The advertorial had sparked questions over why Pemandu, an agency under the Prime Minister’s Department, was using public funds to defend the project despite earlier promises that it would remain a private initiative.
The Malaysian Insider had then emailed several questions to Ku, seeking answers over the cost of the advertorials and why public funds had been used, but the Pemandu official omitted the information in his response.
Instead, Ku wrote, “Pemandu tries to put out timely and accurate information for public interest. Tricubes has also issued two statements, one Q&A document, held a media briefing and engaged with various media. The reason why we are clarifying this situation is to make sure that the general public is not misinformed by people who distort the truth.”
When contacted later and pressed for an answer, Ku refused to field further questions on the issue.
“We have answered your question… I have nothing to add,” he told The Malaysian Insider.
The advertorial has drawn flak from several opposition lawmakers who, when contacted, said that the move to defend the email project should be wholly funded by project owners, Tricubes Bhd.
“If it’s a private initiative, then obviously advertisements and [efforts] pushing for its use should be done by the private company, instead of the government,” Shah Alam MP Khalid Samad said.
“If it’s private, (there) shouldn’t be anything (that’s) spent by the government. To me, it’s propaganda,” the PAS central political bureau member added.
“I think it has come to a really silly stage where the government is spending tens of thousands in advertorials to defend a so-called private initiative because ‘Pemandu believes in integrity and transparency’,” said DAP’s Petaling Jaya Utara MP Tony Pua. “If that’s really the case, then just disclose the request for proposal (RFP) documents from the government as well as the full contract terms and letter of award given to Tricubes.
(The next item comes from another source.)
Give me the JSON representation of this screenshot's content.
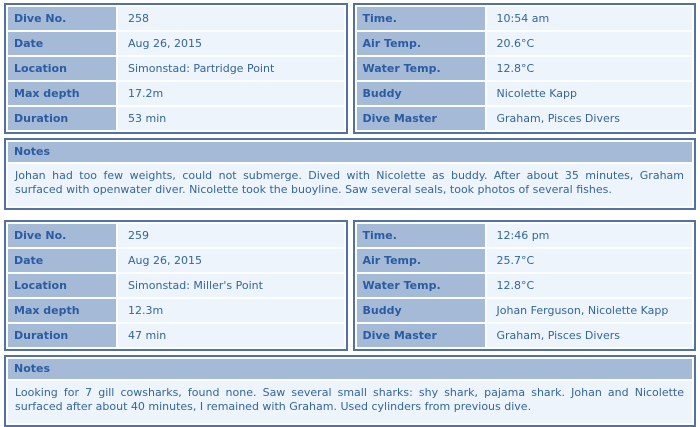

“Publish them online and save the tens of thousands of tax-payers’ money,” he added.
In Pemandu’s advertorial, the agency’s CEO Senator Datuk Seri Idris Jala had said that Tricubes Bhd would invest 100 per cent of the RM50 million MyEmail project that was conceptualised as an Entry Point Project (EPP) under the Economic Transformation Programme (ETP).
Jala also stressed that the government “will not spend a single sen” in the project’s investment and operating costs.
“On the other hand, it is estimated that the government stands to save at least RM200 million over 10 years,” he said.